DAJ CYNK

Interwencja: Orange Polska zagina czasoprzestrzeń, klienci piszą skargi

Marian Szutiak

Taryfy, promocje, usługi

Interwencja: Orange Polska zagina czasoprzestrzeń, klienci piszą skargi

W aplikacji Mój Orange trwa konkurs, w którym można wygrać atrakcyjne nagrody. Te zgarniają najszybsi. I tu pojawia się problem, na który zwraca uwagę wielu naszych Czytelników.

Orange Polska zorganizował wakacyjny konkurs "Letnie Parowanie", którego uczestnicy rywalizują o nagrody, takie jak smartfony i słuchawki marek Honor i Samsung. Zadanie polega na jak najszybszym odkryciu 12 par obrazków w aplikacji mobilnej Orange i znalezieniu wśród nich 6 par. Konkurs miał na celu umilić wakacyjny czas użytkownikom, jednak od początku budzi wiele kontrowersji.

Więcej o konkursie tutaj: Orange rozdaje flagowe smartfony.
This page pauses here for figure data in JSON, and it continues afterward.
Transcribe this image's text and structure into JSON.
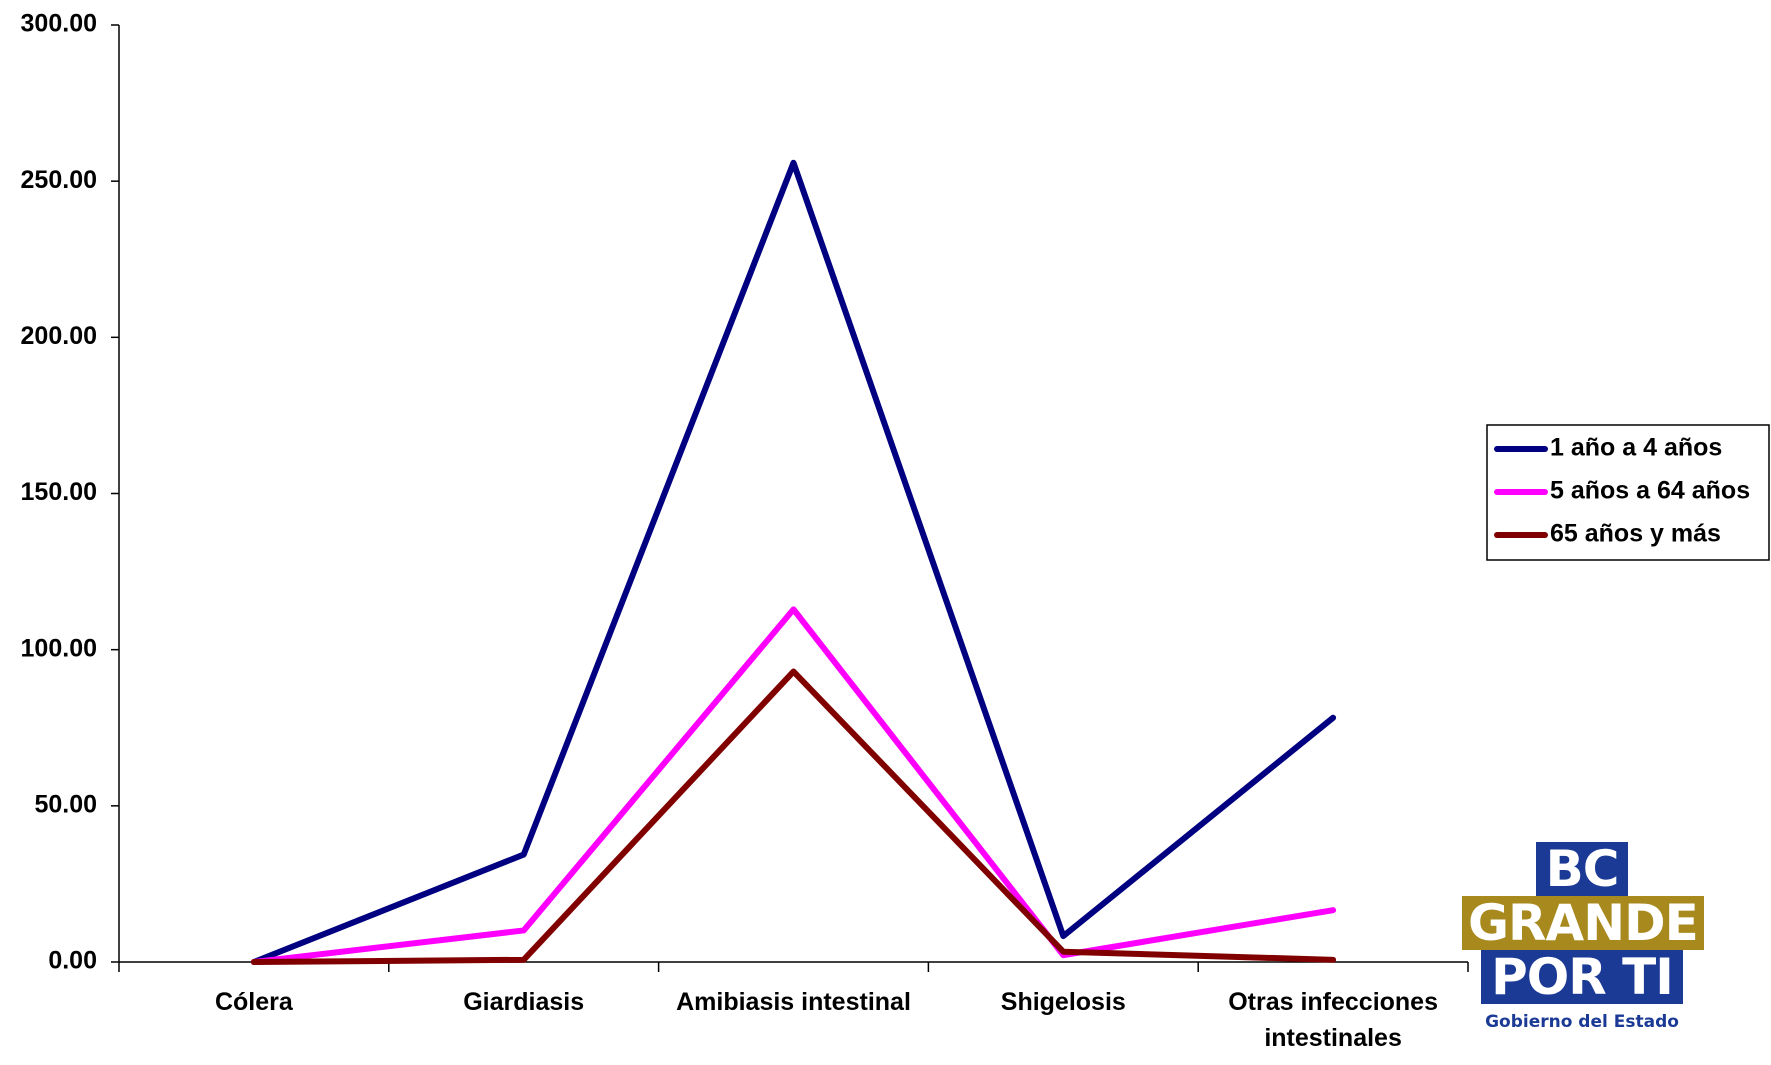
{
  "chart_data": {
    "type": "line",
    "categories": [
      "Cólera",
      "Giardiasis",
      "Amibiasis intestinal",
      "Shigelosis",
      "Otras infecciones intestinales"
    ],
    "series": [
      {
        "name": "1 año a 4 años",
        "color": "#000080",
        "values": [
          0,
          34.4,
          255.9,
          8.3,
          78.2
        ]
      },
      {
        "name": "5 años a 64 años",
        "color": "#ff00ff",
        "values": [
          0,
          10.1,
          112.9,
          2.2,
          16.6
        ]
      },
      {
        "name": "65 años y más",
        "color": "#800000",
        "values": [
          0,
          0.7,
          93.0,
          3.3,
          0.7
        ]
      }
    ],
    "ylim": [
      0,
      300
    ],
    "yticks": [
      {
        "value": 0,
        "label": "0.00"
      },
      {
        "value": 50,
        "label": "50.00"
      },
      {
        "value": 100,
        "label": "100.00"
      },
      {
        "value": 150,
        "label": "150.00"
      },
      {
        "value": 200,
        "label": "200.00"
      },
      {
        "value": 250,
        "label": "250.00"
      },
      {
        "value": 300,
        "label": "300.00"
      }
    ],
    "grid": false,
    "legend": "right"
  },
  "logo": {
    "lines": [
      "BC",
      "GRANDE",
      "POR TI"
    ],
    "caption": "Gobierno del Estado"
  }
}
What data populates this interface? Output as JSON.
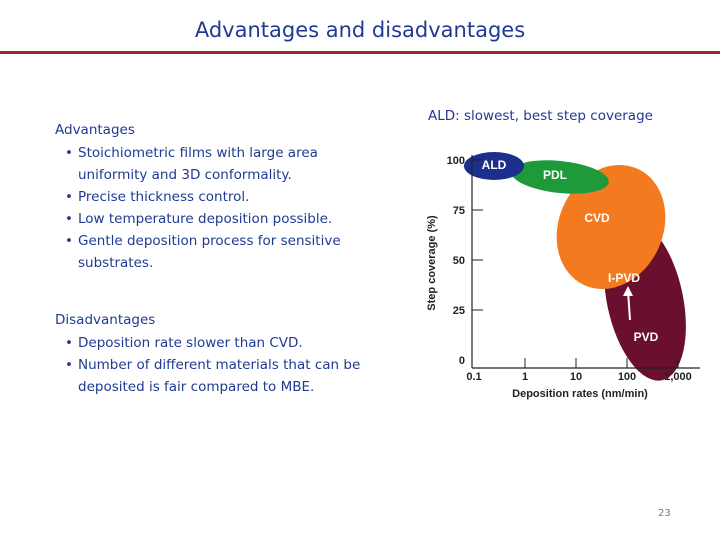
{
  "title": "Advantages and disadvantages",
  "advantages": {
    "heading": "Advantages",
    "items": [
      "Stoichiometric films with large area uniformity and 3D conformality.",
      "Precise thickness control.",
      "Low temperature deposition possible.",
      "Gentle deposition process for sensitive substrates."
    ]
  },
  "disadvantages": {
    "heading": "Disadvantages",
    "items": [
      "Deposition rate slower than CVD.",
      "Number of different materials that can be deposited is fair compared to MBE."
    ]
  },
  "figure": {
    "caption": "ALD: slowest, best step coverage",
    "y_label": "Step coverage (%)",
    "x_label": "Deposition rates (nm/min)",
    "y_ticks": [
      "100",
      "75",
      "50",
      "25",
      "0"
    ],
    "x_ticks": [
      "0.1",
      "1",
      "10",
      "100",
      "1,000"
    ],
    "regions": [
      "ALD",
      "PDL",
      "CVD",
      "I-PVD",
      "PVD"
    ]
  },
  "page_number": "23"
}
Zasady są proste

Letnie Parowanie w Mój Orange

Już w pierwszych dniach konkursu uczestnicy zaczęli zgłaszać wątpliwości co do wyników osiąganych przez niektórych graczy. Czytelnicy portalu TELEPOLIS.PL zauważyli, że w tabeli wyników zaczęły pojawiać się czasy, które zdają się być niemożliwe do osiągnięcia w zgodzie z mechaniką gry. Jeden z graczy napisał, że najlepszy wynik wynosi obecnie 6,897 sekundy, co skomentował słowami:

Ciekawe, jakim cudem ktoś zszedł poniżej 7 sekund przy 12 obrazkach, które nieraz na smartfonie nie chcą się odkryć?

Zaniepokojeni uczestnicy podjęli próby zgłaszania swoich obaw do Orange, ale reakcja firmy okazała się dla wielu niewystarczająca. Jeden z uczestników konkursu relacjonował swoją rozmowę z konsultantką Orange, która miała doradzić mu, by spróbował zagrać na innym urządzeniu. Nie przyjęła ona argumentu, że mechanika gry uniemożliwia osiągnięcie tak niskich czasów.
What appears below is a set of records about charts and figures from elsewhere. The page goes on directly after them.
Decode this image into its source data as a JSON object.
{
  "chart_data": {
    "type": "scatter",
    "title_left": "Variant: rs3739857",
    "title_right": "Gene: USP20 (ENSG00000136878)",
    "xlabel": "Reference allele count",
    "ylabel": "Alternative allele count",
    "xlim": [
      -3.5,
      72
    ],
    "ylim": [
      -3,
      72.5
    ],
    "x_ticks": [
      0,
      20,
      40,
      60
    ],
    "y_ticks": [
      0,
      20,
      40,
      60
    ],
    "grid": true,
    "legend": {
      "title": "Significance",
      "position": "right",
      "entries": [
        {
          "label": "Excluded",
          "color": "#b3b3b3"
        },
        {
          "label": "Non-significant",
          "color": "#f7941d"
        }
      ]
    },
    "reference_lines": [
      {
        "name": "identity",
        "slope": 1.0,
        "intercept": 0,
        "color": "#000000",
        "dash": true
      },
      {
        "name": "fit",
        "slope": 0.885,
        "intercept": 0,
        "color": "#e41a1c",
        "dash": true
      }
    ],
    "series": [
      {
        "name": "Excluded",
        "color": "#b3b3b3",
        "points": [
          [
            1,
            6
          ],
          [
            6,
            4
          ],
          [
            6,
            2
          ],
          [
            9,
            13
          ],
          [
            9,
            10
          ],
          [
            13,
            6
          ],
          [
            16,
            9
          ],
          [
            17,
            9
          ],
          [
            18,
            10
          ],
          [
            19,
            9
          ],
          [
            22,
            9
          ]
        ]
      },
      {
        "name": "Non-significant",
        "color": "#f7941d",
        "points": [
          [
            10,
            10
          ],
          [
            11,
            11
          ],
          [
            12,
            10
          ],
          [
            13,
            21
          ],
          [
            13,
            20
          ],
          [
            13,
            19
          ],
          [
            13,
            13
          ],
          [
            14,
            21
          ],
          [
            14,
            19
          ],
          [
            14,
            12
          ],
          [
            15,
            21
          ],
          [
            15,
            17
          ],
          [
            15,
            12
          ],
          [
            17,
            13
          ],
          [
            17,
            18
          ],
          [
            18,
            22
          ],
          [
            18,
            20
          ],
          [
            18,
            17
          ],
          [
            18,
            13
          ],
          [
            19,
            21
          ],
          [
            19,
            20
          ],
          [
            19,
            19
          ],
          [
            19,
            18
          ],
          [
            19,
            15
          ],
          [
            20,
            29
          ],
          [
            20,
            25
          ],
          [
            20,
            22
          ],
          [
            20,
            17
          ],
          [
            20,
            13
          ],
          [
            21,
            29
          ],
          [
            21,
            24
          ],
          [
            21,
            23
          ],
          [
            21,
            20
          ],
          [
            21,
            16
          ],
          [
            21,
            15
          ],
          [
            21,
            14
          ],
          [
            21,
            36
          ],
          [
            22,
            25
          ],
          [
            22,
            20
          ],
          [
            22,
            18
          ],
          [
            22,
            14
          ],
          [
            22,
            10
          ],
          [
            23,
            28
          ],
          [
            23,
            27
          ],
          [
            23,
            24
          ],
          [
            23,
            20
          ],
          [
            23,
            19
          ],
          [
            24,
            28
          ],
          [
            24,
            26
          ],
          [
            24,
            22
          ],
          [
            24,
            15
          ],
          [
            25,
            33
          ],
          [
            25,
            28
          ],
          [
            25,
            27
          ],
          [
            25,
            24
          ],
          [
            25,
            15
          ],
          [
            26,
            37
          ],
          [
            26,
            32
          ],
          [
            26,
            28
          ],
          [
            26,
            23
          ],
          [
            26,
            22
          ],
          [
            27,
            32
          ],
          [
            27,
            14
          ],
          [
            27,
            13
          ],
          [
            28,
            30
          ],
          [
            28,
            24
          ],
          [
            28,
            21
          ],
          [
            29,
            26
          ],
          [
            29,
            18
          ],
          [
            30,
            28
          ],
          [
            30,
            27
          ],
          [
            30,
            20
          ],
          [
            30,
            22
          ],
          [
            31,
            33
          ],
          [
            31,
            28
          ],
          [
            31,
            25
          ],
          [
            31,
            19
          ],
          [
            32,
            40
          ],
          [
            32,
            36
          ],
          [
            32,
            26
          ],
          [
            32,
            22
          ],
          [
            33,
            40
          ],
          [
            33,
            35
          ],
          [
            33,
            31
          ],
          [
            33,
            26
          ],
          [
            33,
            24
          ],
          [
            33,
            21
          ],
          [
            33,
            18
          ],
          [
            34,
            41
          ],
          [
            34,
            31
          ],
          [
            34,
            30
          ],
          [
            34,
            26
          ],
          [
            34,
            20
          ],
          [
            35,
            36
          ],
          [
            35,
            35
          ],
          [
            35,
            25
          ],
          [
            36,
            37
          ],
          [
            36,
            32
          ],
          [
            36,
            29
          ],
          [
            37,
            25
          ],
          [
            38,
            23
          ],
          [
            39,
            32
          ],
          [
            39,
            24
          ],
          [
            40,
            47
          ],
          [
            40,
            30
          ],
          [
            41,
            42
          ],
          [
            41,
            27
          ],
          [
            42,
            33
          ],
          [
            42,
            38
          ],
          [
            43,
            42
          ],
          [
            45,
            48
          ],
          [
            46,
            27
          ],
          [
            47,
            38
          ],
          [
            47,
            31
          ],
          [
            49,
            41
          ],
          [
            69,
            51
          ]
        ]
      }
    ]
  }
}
Jak wiele osób to zgłosi, to może coś zdziałamy.

– podsumował gracz

Podejrzenia o manipulacje wynikami lub nawet oszustwa narastają. Inny uczestnik konkursu stwierdził:

Konkurs dla hakerów aplikacji Orange ma się w najlepsze. Obecny wynik najlepszego hakera to 7,430 sekundy. A organizatorzy nic sobie z tego nie robią.
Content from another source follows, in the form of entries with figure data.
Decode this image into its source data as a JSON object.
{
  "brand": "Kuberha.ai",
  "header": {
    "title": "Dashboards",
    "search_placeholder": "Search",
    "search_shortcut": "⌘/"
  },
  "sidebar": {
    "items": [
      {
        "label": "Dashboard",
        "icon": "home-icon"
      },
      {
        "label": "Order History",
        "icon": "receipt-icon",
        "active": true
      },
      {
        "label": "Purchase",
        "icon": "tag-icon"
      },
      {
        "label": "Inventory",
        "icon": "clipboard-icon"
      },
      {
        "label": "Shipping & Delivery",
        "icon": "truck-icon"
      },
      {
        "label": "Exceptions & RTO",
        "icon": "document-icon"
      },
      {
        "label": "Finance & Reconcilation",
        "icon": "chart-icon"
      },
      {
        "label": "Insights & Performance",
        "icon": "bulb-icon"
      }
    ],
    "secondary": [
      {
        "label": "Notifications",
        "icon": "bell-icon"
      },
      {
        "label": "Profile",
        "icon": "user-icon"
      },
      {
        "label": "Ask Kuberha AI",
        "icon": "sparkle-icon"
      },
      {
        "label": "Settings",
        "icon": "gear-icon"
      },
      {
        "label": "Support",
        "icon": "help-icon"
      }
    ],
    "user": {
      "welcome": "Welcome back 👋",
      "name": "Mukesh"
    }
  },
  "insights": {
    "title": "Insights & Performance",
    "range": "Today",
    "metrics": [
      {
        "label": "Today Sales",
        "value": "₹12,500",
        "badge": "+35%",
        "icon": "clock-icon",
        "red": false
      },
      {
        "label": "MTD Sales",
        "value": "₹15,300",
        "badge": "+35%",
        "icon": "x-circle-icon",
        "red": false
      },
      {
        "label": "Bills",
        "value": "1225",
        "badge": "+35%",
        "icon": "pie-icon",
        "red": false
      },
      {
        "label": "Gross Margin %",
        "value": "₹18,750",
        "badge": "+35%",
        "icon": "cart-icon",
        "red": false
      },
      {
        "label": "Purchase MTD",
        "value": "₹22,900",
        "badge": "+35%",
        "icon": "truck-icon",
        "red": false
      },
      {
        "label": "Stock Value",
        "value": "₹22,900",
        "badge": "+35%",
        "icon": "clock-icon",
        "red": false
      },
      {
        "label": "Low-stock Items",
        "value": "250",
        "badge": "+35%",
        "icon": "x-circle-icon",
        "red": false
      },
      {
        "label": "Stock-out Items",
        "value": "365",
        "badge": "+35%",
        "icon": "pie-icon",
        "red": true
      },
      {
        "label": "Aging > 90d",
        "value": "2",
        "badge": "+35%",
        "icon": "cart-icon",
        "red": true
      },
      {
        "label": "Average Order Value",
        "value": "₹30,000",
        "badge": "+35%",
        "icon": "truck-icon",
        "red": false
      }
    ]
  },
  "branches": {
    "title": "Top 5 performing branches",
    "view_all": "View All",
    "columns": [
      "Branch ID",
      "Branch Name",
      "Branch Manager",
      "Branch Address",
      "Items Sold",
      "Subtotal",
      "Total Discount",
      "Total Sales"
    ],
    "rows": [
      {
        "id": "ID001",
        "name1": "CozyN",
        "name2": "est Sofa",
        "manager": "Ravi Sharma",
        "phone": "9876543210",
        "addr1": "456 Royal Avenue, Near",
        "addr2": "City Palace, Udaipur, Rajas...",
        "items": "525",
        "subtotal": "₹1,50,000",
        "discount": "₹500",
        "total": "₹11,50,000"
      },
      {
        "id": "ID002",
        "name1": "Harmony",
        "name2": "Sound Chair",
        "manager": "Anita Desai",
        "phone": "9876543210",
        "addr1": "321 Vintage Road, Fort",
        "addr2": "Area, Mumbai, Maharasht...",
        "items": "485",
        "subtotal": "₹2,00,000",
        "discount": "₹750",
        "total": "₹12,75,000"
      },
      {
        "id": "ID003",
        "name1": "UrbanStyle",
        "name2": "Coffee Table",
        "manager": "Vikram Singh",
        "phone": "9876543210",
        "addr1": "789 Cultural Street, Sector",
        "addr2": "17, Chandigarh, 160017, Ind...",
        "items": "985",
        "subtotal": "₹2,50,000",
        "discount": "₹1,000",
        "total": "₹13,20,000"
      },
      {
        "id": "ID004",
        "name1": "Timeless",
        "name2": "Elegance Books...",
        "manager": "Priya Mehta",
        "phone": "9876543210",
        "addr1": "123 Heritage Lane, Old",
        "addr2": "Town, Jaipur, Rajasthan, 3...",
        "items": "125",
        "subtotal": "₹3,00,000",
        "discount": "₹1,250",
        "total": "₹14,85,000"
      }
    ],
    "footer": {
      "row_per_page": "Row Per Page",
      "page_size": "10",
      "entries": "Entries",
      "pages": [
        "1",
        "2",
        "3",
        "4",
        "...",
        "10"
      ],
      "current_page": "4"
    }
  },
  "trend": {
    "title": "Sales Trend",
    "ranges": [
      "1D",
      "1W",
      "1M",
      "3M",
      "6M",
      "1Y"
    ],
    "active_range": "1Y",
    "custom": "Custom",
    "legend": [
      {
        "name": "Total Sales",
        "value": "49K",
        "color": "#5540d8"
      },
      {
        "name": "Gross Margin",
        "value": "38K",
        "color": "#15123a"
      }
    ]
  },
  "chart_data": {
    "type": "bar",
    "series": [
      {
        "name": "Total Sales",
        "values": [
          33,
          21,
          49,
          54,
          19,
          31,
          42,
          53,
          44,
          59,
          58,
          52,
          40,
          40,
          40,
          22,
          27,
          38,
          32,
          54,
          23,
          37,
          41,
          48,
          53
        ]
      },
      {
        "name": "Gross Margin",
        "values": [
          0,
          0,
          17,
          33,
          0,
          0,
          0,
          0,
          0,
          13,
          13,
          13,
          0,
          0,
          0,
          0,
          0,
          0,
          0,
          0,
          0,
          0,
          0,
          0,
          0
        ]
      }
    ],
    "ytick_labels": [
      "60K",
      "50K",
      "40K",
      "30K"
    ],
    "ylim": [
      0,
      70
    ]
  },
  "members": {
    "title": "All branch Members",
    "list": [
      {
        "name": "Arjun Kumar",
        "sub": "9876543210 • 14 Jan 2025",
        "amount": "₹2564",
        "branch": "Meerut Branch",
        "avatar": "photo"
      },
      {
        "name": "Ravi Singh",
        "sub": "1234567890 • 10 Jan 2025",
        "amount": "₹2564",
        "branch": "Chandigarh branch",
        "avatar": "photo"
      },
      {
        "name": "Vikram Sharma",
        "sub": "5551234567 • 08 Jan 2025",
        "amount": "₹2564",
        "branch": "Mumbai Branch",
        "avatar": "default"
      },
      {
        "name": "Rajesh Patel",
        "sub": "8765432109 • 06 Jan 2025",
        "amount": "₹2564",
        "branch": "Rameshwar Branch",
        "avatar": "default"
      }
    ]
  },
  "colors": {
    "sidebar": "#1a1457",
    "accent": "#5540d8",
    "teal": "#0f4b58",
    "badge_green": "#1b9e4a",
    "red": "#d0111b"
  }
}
Gracze zwracają uwagę na fakt, że gra posiada pewne ograniczenia techniczne, które powinny uniemożliwić tak szybkie czasy – na przykład "zamrażanie" ekranu na około pół sekundy po odkryciu każdej pary. W efekcie, niektóre wyniki wydają się być matematycznie niemożliwe.

Niektórzy poszli jeszcze dalej, sugerując, że "zwycięzcy" mogą być znani organizatorom od początku, a cały konkurs to potencjalny "przekręt".

Promowanie oszustwa i cwaniactwa. Najlepsze jest to, że organizator nic z tym nie robi, a wyników na poziomie 7 sekund przybywa.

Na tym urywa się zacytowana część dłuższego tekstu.